Foto: Kaloian Santos Cabrera

Foto: Kaloian Santos Cabrera

 

Al fin el lobo va a venir. Quién iba a decirnos a nosotros, presuntas ovejas rebeldes, que un día el lobo iba a venir y le abriríamos nosotros mismos la verja, y que dejaríamos rodar a “la bestia” (que es el auto del lobo) por calles recién asfaltadas, entre fachadas recién pintadas, y que solo le negaríamos al lobo y su comitiva –porque de todas maneras ellos no entenderían la militante gentileza- esa salutación tan nuestra: “BIENVENIDOS COMPAÑEROS VISITANTES”.

Barack Obama no parece el lobo clásico de la historia, así disfrazado de mulato sonriente, como si tuviera encima una piel de oveja tropical, pero sí lo es en definitiva, o eso nos han dicho, porque se trata, no lo olvidemos, del Presidente de Estados Unidos, cabeza visible y extrañamente crespa del Imperialismo, encarnación achocolatada del Tío Sam.

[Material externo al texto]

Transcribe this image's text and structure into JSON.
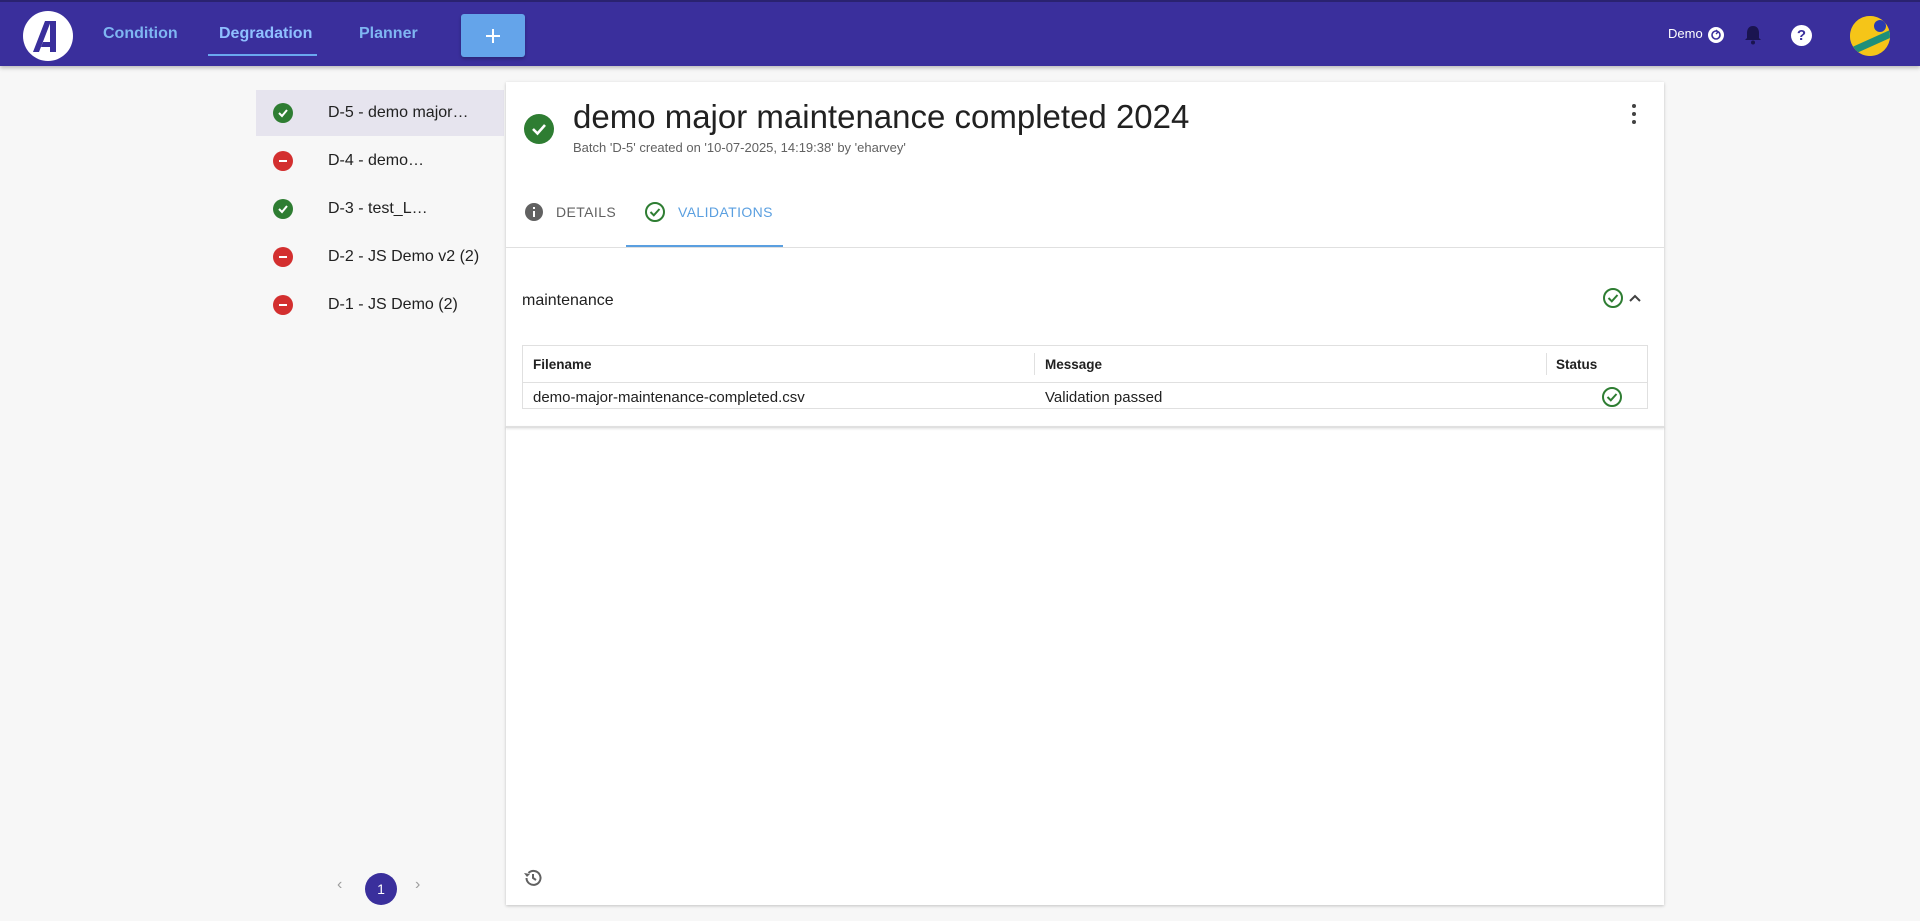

En nuestro cuento, el lobo es el Imperio voraz y las ovejas somos nosotros, atrincherados en el redil insular durante años de infatigable tararear: “Amarillo, verde y rojo, los yanquis tienen piojos”. Los pastores son esos que aún gritan a cada rato: “Viene el lobo… Viene el lobo…” para que las ovejas no fuercen los límites de la granja y, por ejemplo, no berreen demasiado alto o berreen demasiadas verdades o berreen demasiado equivocadas o berreen demasiado berreadas y le vayan a dar, de ese modo, “armas al enemigo”, o sea, al lobo.

De cualquier manera, el lobo –Obama y, según hemos visto, la MLB, Marriott, Starwood, AT&T, Verizon, Caterpillar, los tractores Oggún… y miles o millones de ciudadanos estadounidenses cobijados, por el momento, bajo el “people to people” y con sus credit cards o sus billetes verdes en la cartera–, ese temible lobo ultracapitalista del Norte ahora es bienvenido en Cuba.

En realidad, la fábula ya nos aburría. Habrá, desde ahora, que contarla y vivirla de otro modo. Lo ideal sería que esa responsabilidad, la de ordenar el argumento, no se abandone, nunca más, ni en manos del lobo, ni en las de la burocracia pastoril, ni siquiera en las manos de algún pastor talentoso, como el viejo Esopo.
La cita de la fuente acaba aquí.